I turn to him and he’s serious. Not a trace of a smile on his face.
“Don’t look at me like you’re so surprised to hear me say that. I know you made some tough decisions this past year, but you’ve been running from the consequences of those decisions instead of facing them. And you’re still running. We should be able to have a fucking adult conversation concerning our daughter without worrying if we’re going to piss off your boyfriend. By the way, he needs to grow up, too.”
I want to tell him to fuck off. I want to plug my ears or punch him or jump out of his Porsche as it speeds down the boulevard; anything not to have to hear another word of this.
The only thing stopping me is that he’s right.
I take a moment to gather my thoughts before I respond. “You don’t know anything about the decisions I’ve made or what it’s been like living with the consequences of those decisions,” I begin. “After the baby was born and ripped away from me, I….” My throat constricts painfully as I recall the way I felt right after I gave birth to Abigail last April. “I thought I had nothing left to live for.”

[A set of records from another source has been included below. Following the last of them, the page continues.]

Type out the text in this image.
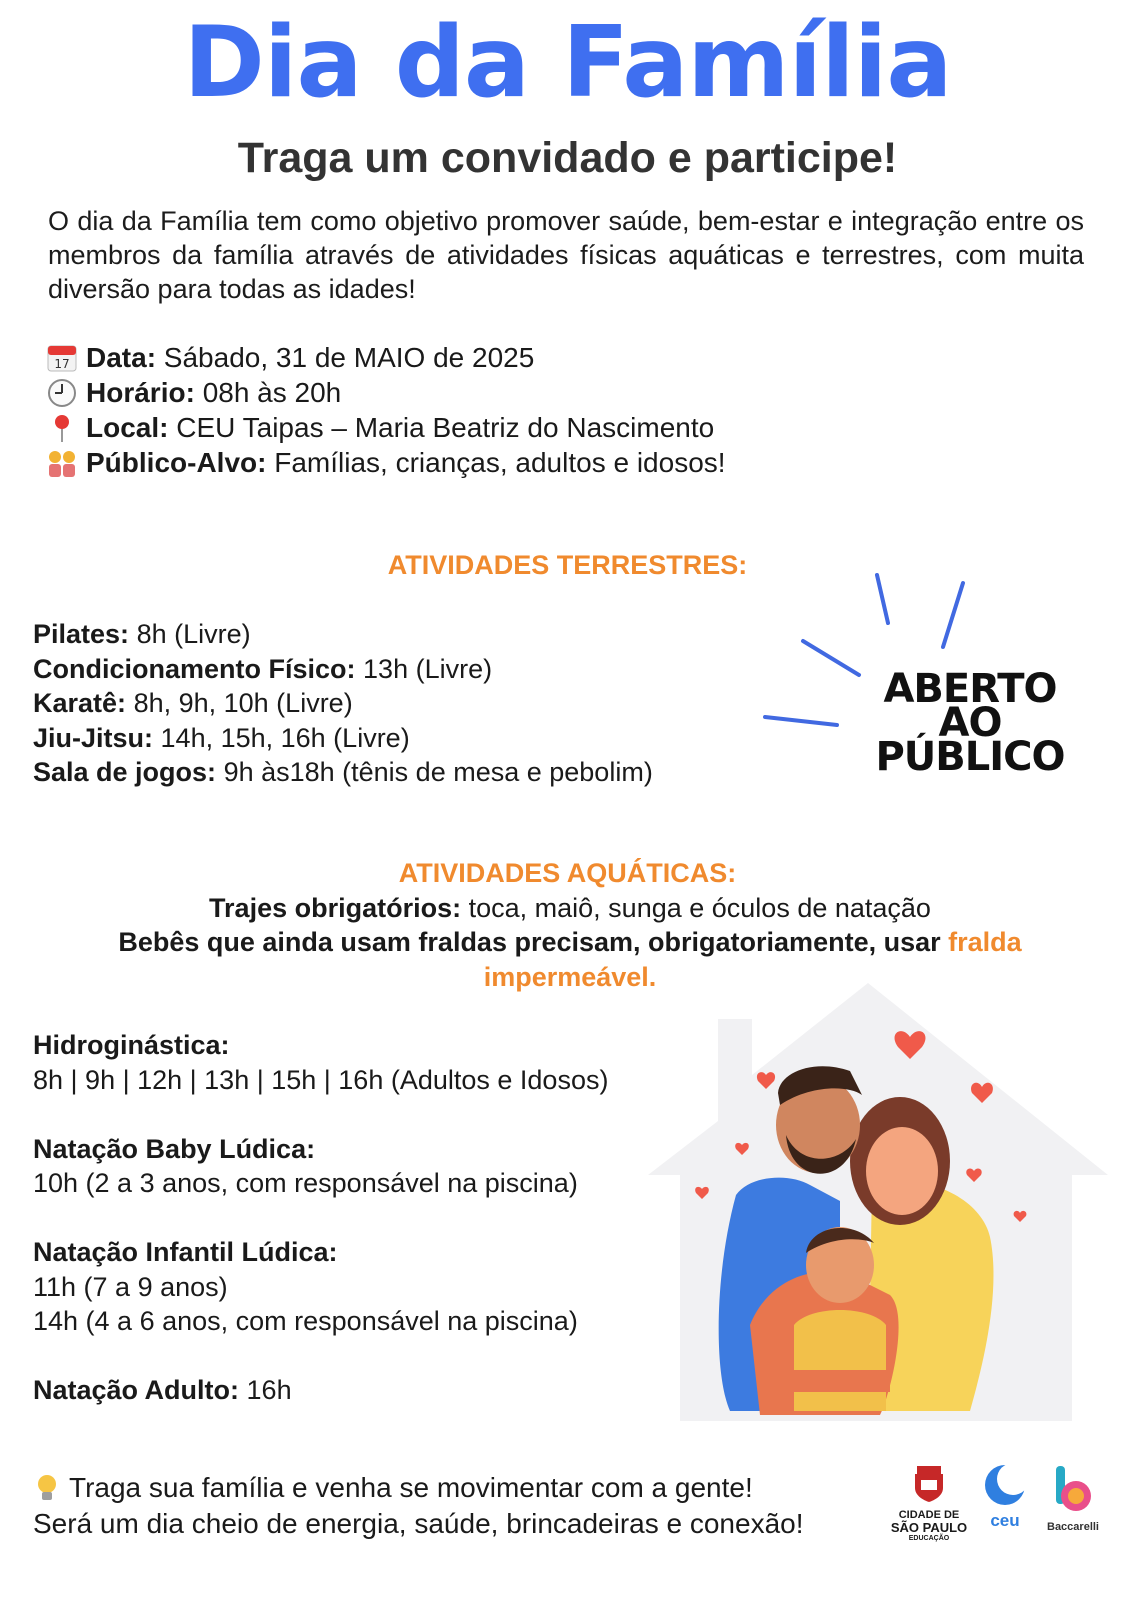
Dia da Família
Traga um convidado e participe!
O dia da Família tem como objetivo promover saúde, bem-estar e integração entre os membros da família através de atividades físicas aquáticas e terrestres, com muita diversão para todas as idades!
17 Data:
Sábado, 31 de MAIO de 2025
Horário:
08h às 20h
Local:
CEU Taipas – Maria Beatriz do Nascimento
Público-Alvo:
Famílias, crianças, adultos e idosos!
ATIVIDADES TERRESTRES:
Pilates: 8h (Livre)
Condicionamento Físico: 13h (Livre)
Karatê: 8h, 9h, 10h (Livre)
Jiu-Jitsu: 14h, 15h, 16h (Livre)
Sala de jogos: 9h às18h (tênis de mesa e pebolim)
ABERTO
AO
PÚBLICO
ATIVIDADES AQUÁTICAS:
Trajes obrigatórios: toca, maiô, sunga e óculos de natação
Bebês que ainda usam fraldas precisam, obrigatoriamente, usar fralda impermeável.
Hidroginástica:
8h | 9h | 12h | 13h | 15h | 16h (Adultos e Idosos)
Natação Baby Lúdica:
10h (2 a 3 anos, com responsável na piscina)
Natação Infantil Lúdica:
11h (7 a 9 anos)
14h (4 a 6 anos, com responsável na piscina)
Natação Adulto: 16h
Traga sua família e venha se movimentar com a gente!
Será um dia cheio de energia, saúde, brincadeiras e conexão!	CIDADE DE
SÃO PAULO
EDUCAÇÃO
ceu	Baccarelli
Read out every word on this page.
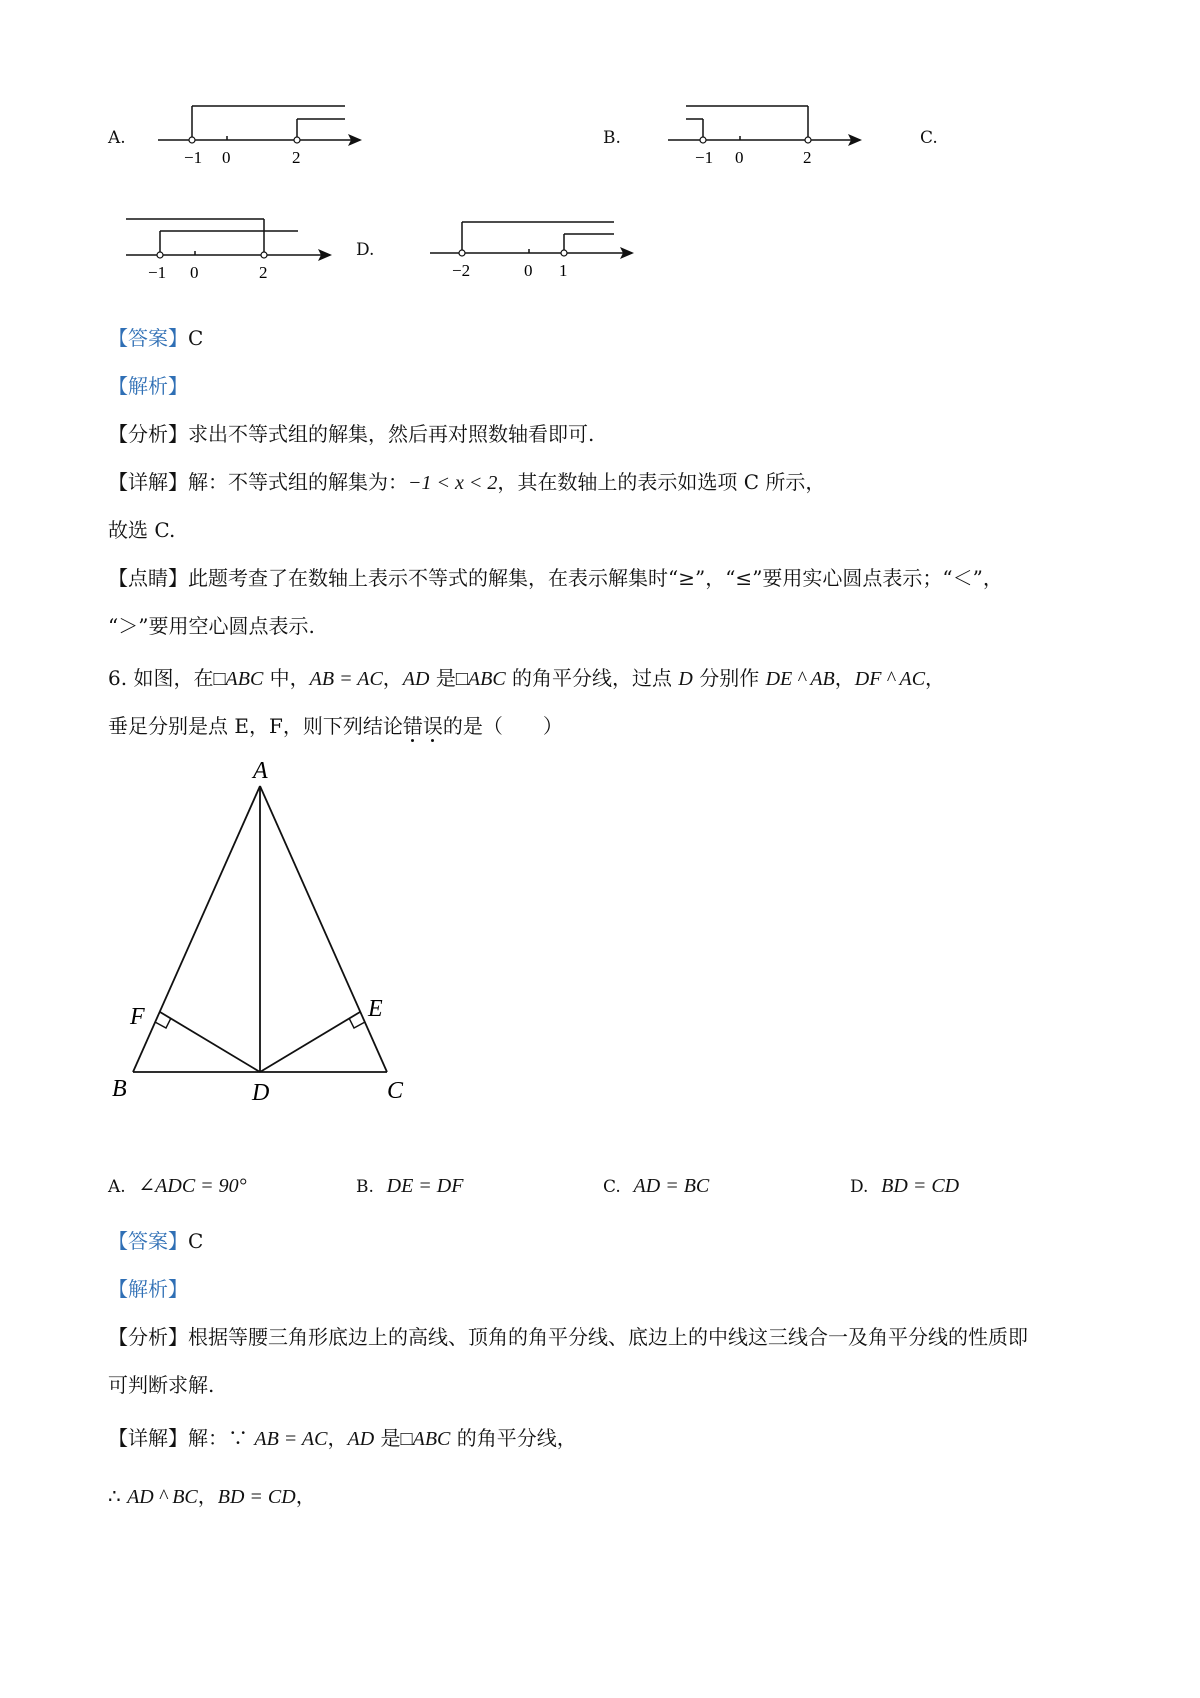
A.
−1 0	2
B.
−1 0	2
C.
−1 0	2
D.
−2	0 1
【答案】C
【解析】
【分析】求出不等式组的解集，然后再对照数轴看即可.
【详解】解：不等式组的解集为：−1 < x < 2，其在数轴上的表示如选项 C 所示，
故选 C.
【点睛】此题考查了在数轴上表示不等式的解集，在表示解集时“≥”，“≤”要用实心圆点表示；“＜”，
“＞”要用空心圆点表示.
6. 如图，在□ABC 中，AB = AC，AD 是□ABC 的角平分线，过点 D 分别作 DE ^ AB，DF ^ AC，
垂足分别是点 E，F，则下列结论错误的是（　　）
A
B	C
D
E
F
A. ∠ADC = 90°	B. DE = DF	C. AD = BC	D. BD = CD
【答案】C
【解析】
【分析】根据等腰三角形底边上的高线、顶角的角平分线、底边上的中线这三线合一及角平分线的性质即
可判断求解.
【详解】解：∵ AB = AC，AD 是□ABC 的角平分线，
∴ AD ^ BC，BD = CD，
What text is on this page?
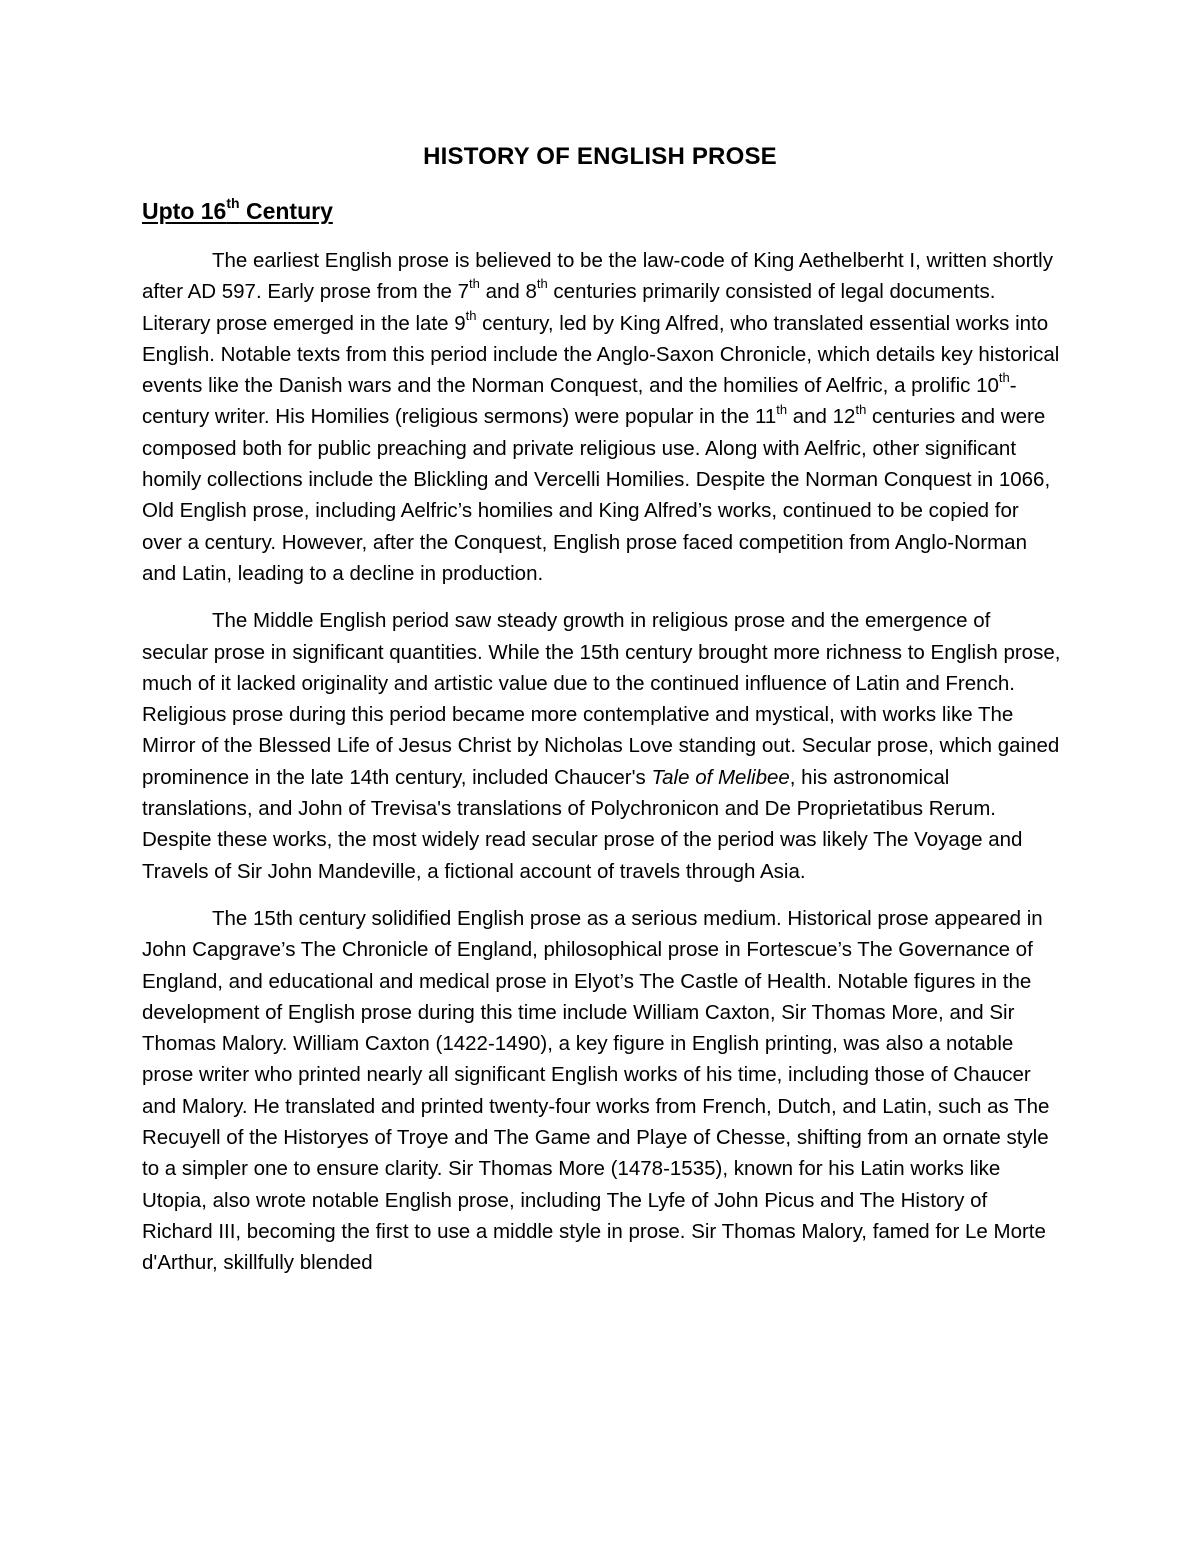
HISTORY OF ENGLISH PROSE
Upto 16th Century

The earliest English prose is believed to be the law-code of King Aethelberht I, written shortly after AD 597. Early prose from the 7th and 8th centuries primarily consisted of legal documents. Literary prose emerged in the late 9th century, led by King Alfred, who translated essential works into English. Notable texts from this period include the Anglo-Saxon Chronicle, which details key historical events like the Danish wars and the Norman Conquest, and the homilies of Aelfric, a prolific 10th-century writer. His Homilies (religious sermons) were popular in the 11th and 12th centuries and were composed both for public preaching and private religious use. Along with Aelfric, other significant homily collections include the Blickling and Vercelli Homilies. Despite the Norman Conquest in 1066, Old English prose, including Aelfric’s homilies and King Alfred’s works, continued to be copied for over a century. However, after the Conquest, English prose faced competition from Anglo-Norman and Latin, leading to a decline in production.

The Middle English period saw steady growth in religious prose and the emergence of secular prose in significant quantities. While the 15th century brought more richness to English prose, much of it lacked originality and artistic value due to the continued influence of Latin and French. Religious prose during this period became more contemplative and mystical, with works like The Mirror of the Blessed Life of Jesus Christ by Nicholas Love standing out. Secular prose, which gained prominence in the late 14th century, included Chaucer's Tale of Melibee, his astronomical translations, and John of Trevisa's translations of Polychronicon and De Proprietatibus Rerum. Despite these works, the most widely read secular prose of the period was likely The Voyage and Travels of Sir John Mandeville, a fictional account of travels through Asia.

The 15th century solidified English prose as a serious medium. Historical prose appeared in John Capgrave’s The Chronicle of England, philosophical prose in Fortescue’s The Governance of England, and educational and medical prose in Elyot’s The Castle of Health. Notable figures in the development of English prose during this time include William Caxton, Sir Thomas More, and Sir Thomas Malory. William Caxton (1422-1490), a key figure in English printing, was also a notable prose writer who printed nearly all significant English works of his time, including those of Chaucer and Malory. He translated and printed twenty-four works from French, Dutch, and Latin, such as The Recuyell of the Historyes of Troye and The Game and Playe of Chesse, shifting from an ornate style to a simpler one to ensure clarity. Sir Thomas More (1478-1535), known for his Latin works like Utopia, also wrote notable English prose, including The Lyfe of John Picus and The History of Richard III, becoming the first to use a middle style in prose. Sir Thomas Malory, famed for Le Morte d'Arthur, skillfully blended
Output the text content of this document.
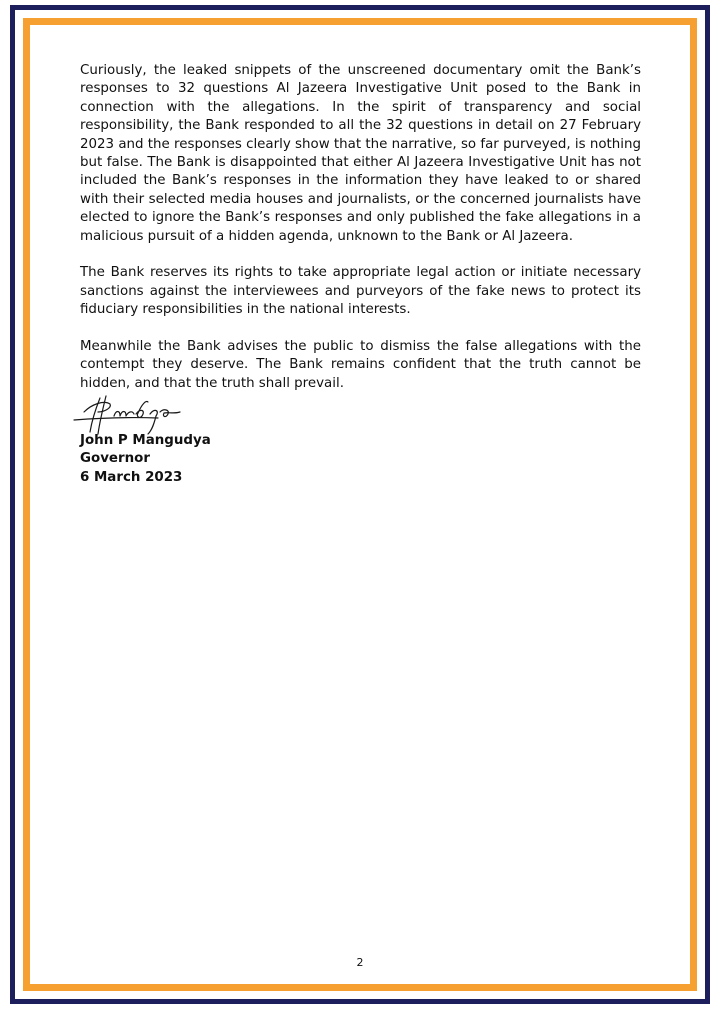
Curiously, the leaked snippets of the unscreened documentary omit the Bank’s responses to 32 questions Al Jazeera Investigative Unit posed to the Bank in connection with the allegations. In the spirit of transparency and social responsibility, the Bank responded to all the 32 questions in detail on 27 February 2023 and the responses clearly show that the narrative, so far purveyed, is nothing but false. The Bank is disappointed that either Al Jazeera Investigative Unit has not included the Bank’s responses in the information they have leaked to or shared with their selected media houses and journalists, or the concerned journalists have elected to ignore the Bank’s responses and only published the fake allegations in a malicious pursuit of a hidden agenda, unknown to the Bank or Al Jazeera.

The Bank reserves its rights to take appropriate legal action or initiate necessary sanctions against the interviewees and purveyors of the fake news to protect its fiduciary responsibilities in the national interests.

Meanwhile the Bank advises the public to dismiss the false allegations with the contempt they deserve. The Bank remains confident that the truth cannot be hidden, and that the truth shall prevail.

John P Mangudya
Governor
6 March 2023
2
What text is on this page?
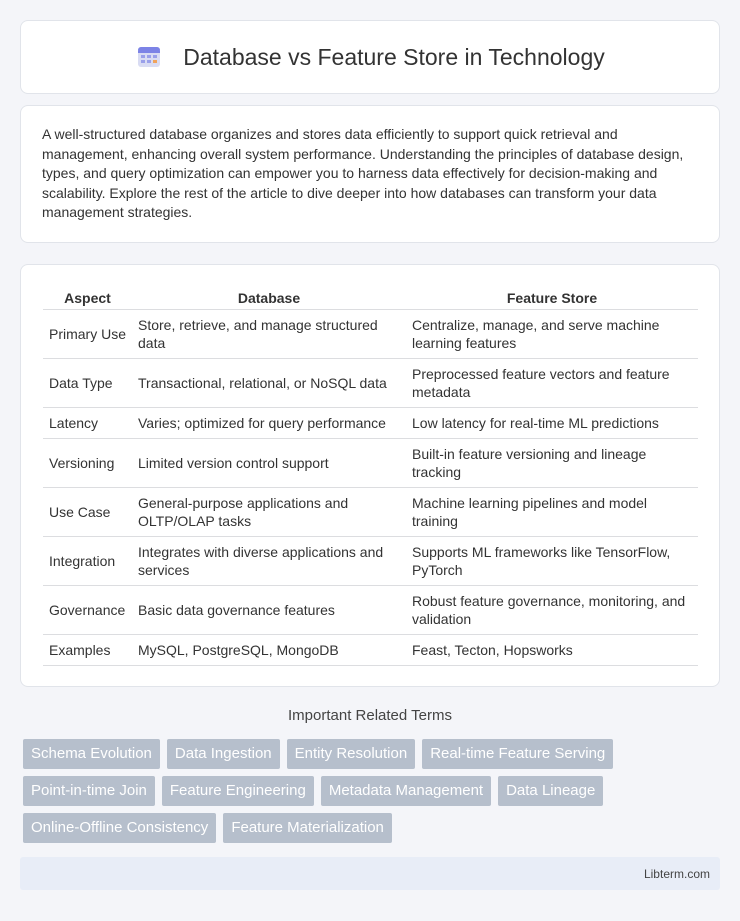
Database vs Feature Store in Technology

A well-structured database organizes and stores data efficiently to support quick retrieval and management, enhancing overall system performance. Understanding the principles of database design, types, and query optimization can empower you to harness data effectively for decision-making and scalability. Explore the rest of the article to dive deeper into how databases can transform your data management strategies.

Aspect	Database	Feature Store
Primary Use	Store, retrieve, and manage structured data	Centralize, manage, and serve machine learning features
Data Type	Transactional, relational, or NoSQL data	Preprocessed feature vectors and feature metadata
Latency	Varies; optimized for query performance	Low latency for real-time ML predictions
Versioning	Limited version control support	Built-in feature versioning and lineage tracking
Use Case	General-purpose applications and OLTP/OLAP tasks	Machine learning pipelines and model training
Integration	Integrates with diverse applications and services	Supports ML frameworks like TensorFlow, PyTorch
Governance	Basic data governance features	Robust feature governance, monitoring, and validation
Examples	MySQL, PostgreSQL, MongoDB	Feast, Tecton, Hopsworks
Important Related Terms
Schema Evolution	Data Ingestion	Entity Resolution	Real-time Feature Serving
Point-in-time Join	Feature Engineering	Metadata Management	Data Lineage
Online-Offline Consistency	Feature Materialization
Libterm.com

This is the first time I’ve spoken to anyone about this. Not even Senia knows how close I came to taking my own life the first week after I moved to Wrightsville Beach. Lately, I’m struggling to make it from one day to the next, but back then I was grasping for every second. It wasn’t until I met Fallon and she taught me how to meditate that I managed to claw my way out of the dark hole I’d almost buried myself in. Just thinking of all the nights I sat on the bathroom floor staring at the razor blade and the bottle of pills sitting on the linoleum floor in front of me fills me with shame.